Zo hits it pretty square here.
If he’d just bother to learn Japanese, he would only need one language for a “sushi menu”.
Just saying. Nothing particularly wrong with people using whatever language they want as long as they come legally. My dad employed a Belgian for a while, and he came to the states as a respected person in his field, but past any time in his life where he was going to get much past his “middle school” English. He had a Green Card, though, and a job that needed him. Lots of first generation immigrants don’t get particularly good at speaking English. Hell, I know a Welsh fellow in San Antonio, and he CLAIMS to speak English, but you wouldn’t know it by the sounds that come out of his mouth because he was raised “impaired”, i.e. speaking like he’s from the Welsh Countryside.
Learning basic english language and basic writing skills are required of legal immigrants, google it yourself if you doubt me.
My grandparents on both sides of my family speak both german and english but they understand english is the universal language and American citizens need to learn it so everyone can effectively communicate.
Not required for a work visa, just for citizenship. And the very basic English required for citizenship is not as comfortable for people than their native tongue, so if a person has a Sushi Shop with 5 languages on the menu because of their customer base, it’s their choice as the owner of the shop and quite possibly good for business.
I have a problem with the GOVERNMENT and SCHOOLS catering to people that won’t bother to learn English.
I have ZERO problem with a couple German immigrants hanging out and “Sprechen the Deutsch”. The Persian restaurant I like has a menu in English and Farsi because there’s a large Persian/Iranian ex-pat community in Texas and has been since the fall of the Shah.
TWO COMPLETELY DIFFERENT ISSUES, GOVERNMENT and PRIVATE SECTOR BUSINESS.
Oh, one other thing. There’s a lot of LEGAL US citizens in Chinatown in SF that have been here forever, pay Taxes, are older and immigrated when things were lax, and they don’t speak English worth a f*ck but they aren’t deportable for that. There was a large enough Chinese community that they could manage without learning. It’s happened with Koreans, Poles, Jews, and Indians in Chicago and New York, too. I’ve been to those cities. Lived in them for short periods of life. Lots of older immigrants that managed to get in for whatever reason find it too hard to learn a new language and so they stay in insular communities.

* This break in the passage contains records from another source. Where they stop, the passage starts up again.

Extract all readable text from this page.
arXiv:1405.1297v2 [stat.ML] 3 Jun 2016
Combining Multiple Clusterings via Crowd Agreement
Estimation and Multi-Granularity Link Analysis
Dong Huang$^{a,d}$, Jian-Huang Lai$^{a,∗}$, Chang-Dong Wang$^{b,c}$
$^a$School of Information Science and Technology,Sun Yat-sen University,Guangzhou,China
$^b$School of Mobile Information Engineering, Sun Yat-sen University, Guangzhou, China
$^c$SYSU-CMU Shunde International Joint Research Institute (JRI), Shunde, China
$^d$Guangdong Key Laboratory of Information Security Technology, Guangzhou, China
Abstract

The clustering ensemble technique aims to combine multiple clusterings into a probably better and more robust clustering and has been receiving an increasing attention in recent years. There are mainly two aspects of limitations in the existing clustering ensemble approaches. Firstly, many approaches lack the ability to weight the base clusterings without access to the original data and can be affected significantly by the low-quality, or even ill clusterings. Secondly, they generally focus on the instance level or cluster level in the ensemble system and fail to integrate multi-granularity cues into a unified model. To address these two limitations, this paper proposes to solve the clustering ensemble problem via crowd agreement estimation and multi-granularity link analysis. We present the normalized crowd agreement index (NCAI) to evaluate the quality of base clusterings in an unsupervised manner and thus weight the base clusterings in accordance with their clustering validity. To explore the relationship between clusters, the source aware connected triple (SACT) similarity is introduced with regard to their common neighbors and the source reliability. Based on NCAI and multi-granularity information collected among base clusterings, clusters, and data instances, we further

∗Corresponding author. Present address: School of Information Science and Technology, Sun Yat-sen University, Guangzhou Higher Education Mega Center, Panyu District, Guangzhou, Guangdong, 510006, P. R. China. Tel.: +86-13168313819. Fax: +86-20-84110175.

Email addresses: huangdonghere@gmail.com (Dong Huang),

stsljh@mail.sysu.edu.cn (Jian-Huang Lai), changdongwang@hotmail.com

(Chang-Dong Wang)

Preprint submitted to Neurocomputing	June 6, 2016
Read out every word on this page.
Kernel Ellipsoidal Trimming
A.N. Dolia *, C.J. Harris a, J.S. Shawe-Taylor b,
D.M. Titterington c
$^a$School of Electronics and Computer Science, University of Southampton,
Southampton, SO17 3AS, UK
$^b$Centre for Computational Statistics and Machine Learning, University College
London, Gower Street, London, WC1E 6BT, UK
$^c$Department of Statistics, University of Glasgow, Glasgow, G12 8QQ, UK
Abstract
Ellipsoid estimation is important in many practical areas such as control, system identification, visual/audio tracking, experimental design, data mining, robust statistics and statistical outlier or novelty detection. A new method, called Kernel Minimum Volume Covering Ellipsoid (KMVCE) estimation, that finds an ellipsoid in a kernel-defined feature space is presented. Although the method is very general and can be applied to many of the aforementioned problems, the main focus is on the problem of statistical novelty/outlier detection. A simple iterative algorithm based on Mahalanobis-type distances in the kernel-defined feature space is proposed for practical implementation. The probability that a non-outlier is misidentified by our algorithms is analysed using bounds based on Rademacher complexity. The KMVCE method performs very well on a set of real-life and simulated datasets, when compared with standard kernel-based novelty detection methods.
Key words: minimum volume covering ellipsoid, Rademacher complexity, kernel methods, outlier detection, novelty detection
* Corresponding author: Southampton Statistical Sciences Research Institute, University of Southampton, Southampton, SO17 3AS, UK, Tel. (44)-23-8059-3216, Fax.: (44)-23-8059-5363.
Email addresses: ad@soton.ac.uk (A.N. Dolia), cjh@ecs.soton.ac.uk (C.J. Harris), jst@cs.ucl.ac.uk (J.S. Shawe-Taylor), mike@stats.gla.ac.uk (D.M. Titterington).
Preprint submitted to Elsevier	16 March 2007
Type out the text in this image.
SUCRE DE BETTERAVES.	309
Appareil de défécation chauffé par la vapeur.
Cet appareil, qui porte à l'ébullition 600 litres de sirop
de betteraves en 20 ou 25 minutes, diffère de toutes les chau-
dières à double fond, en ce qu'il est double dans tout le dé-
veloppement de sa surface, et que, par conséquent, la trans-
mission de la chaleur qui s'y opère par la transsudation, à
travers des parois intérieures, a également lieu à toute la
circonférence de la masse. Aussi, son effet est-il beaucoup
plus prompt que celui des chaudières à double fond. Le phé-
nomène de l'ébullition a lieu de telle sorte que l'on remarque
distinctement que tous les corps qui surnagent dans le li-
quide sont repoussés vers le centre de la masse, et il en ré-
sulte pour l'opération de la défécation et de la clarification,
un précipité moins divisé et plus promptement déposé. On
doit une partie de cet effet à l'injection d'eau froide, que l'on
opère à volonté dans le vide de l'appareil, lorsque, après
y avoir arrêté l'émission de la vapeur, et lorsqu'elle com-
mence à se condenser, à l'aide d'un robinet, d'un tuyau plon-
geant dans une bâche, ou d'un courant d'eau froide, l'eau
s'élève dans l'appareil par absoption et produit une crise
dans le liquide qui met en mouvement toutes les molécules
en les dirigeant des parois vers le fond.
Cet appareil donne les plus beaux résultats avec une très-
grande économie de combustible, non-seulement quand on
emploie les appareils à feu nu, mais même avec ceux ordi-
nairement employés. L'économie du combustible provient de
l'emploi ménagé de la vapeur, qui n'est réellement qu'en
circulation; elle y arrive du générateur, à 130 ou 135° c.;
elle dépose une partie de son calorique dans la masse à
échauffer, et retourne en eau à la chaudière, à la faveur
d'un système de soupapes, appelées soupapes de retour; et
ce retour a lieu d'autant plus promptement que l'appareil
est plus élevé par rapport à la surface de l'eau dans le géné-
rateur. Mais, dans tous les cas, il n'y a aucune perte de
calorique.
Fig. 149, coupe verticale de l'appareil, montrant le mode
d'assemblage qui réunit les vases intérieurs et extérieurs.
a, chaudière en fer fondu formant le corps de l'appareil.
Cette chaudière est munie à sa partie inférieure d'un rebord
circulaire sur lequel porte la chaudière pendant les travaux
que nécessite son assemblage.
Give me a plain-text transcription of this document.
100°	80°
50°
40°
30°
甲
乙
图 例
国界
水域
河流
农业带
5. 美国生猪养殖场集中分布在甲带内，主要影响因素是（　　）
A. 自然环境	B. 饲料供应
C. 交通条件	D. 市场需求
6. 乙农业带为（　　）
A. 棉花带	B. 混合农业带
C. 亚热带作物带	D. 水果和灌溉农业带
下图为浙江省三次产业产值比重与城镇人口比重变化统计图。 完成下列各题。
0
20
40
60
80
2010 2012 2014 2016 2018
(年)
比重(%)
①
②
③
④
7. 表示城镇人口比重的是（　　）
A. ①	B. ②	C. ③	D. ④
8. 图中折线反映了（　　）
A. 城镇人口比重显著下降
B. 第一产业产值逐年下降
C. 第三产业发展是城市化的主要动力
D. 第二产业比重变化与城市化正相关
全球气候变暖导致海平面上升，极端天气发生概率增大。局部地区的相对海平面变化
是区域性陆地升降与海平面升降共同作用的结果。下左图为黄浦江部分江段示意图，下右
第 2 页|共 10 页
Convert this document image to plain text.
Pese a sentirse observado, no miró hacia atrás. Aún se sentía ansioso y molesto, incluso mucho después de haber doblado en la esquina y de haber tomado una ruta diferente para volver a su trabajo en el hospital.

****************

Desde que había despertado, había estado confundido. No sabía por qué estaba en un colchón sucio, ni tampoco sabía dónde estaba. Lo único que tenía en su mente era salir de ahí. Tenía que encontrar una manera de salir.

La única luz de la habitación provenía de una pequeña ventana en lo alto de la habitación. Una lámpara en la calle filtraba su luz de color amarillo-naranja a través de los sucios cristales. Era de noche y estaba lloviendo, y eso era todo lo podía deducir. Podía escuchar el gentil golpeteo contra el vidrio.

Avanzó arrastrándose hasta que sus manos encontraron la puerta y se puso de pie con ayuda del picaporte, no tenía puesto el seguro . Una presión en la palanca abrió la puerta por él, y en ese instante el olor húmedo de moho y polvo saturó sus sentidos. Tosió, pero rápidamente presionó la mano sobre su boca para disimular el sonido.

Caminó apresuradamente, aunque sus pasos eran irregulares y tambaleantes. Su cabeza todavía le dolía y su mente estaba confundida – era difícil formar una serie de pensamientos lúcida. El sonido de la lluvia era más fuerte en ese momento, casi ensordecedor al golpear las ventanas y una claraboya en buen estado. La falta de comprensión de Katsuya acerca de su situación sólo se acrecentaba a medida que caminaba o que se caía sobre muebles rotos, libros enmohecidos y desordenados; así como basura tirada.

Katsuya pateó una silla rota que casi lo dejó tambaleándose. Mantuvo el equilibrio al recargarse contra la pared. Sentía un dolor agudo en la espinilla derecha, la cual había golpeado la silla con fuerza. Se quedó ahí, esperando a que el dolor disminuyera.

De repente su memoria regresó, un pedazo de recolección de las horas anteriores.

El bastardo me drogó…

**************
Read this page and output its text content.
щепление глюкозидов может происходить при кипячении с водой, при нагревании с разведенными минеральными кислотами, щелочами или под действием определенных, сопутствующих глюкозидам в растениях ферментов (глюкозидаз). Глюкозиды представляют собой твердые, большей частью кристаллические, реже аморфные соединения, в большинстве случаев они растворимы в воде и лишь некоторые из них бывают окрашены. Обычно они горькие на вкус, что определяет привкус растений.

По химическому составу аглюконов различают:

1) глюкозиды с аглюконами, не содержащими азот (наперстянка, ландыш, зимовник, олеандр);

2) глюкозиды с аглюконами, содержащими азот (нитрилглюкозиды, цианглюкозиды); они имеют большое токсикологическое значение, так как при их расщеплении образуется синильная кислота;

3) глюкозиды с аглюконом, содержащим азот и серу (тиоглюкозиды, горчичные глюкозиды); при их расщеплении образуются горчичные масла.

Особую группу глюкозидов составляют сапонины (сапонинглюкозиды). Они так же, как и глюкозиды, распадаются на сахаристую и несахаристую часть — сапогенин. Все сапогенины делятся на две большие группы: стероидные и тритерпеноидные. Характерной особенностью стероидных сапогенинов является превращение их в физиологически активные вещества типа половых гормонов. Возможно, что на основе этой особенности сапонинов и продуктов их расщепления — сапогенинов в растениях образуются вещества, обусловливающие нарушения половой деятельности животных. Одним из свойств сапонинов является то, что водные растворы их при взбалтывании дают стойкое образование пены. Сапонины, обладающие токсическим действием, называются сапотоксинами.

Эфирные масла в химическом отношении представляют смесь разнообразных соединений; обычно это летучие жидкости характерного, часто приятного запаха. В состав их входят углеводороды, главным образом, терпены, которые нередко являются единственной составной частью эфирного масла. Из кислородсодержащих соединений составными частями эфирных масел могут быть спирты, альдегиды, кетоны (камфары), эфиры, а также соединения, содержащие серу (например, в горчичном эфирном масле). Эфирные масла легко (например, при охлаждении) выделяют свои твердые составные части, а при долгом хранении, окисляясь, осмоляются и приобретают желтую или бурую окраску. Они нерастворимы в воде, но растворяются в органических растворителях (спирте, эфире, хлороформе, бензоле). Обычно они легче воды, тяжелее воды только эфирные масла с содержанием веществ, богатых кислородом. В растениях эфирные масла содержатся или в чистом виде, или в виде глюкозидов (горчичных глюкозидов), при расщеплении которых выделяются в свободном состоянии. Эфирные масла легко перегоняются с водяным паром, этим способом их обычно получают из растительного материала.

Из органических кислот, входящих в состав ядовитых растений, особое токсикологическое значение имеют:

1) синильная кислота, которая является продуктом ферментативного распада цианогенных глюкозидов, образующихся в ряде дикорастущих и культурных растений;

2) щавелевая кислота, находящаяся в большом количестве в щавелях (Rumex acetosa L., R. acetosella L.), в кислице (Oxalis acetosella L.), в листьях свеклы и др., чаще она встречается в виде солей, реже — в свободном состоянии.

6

Some go back home by choice for the same reason. Fellow I worked with a decade ago had initially come to the US as an exchange student from Romania, then came back as a student for college and subsequently became a citizen. He legally brought his parents over with proper visas. His parents just couldn’t get used to language and cultural differences and, after two years, they went back to Romania because America had a lot to offer HIM but they felt they were too old to change and never felt comfortable.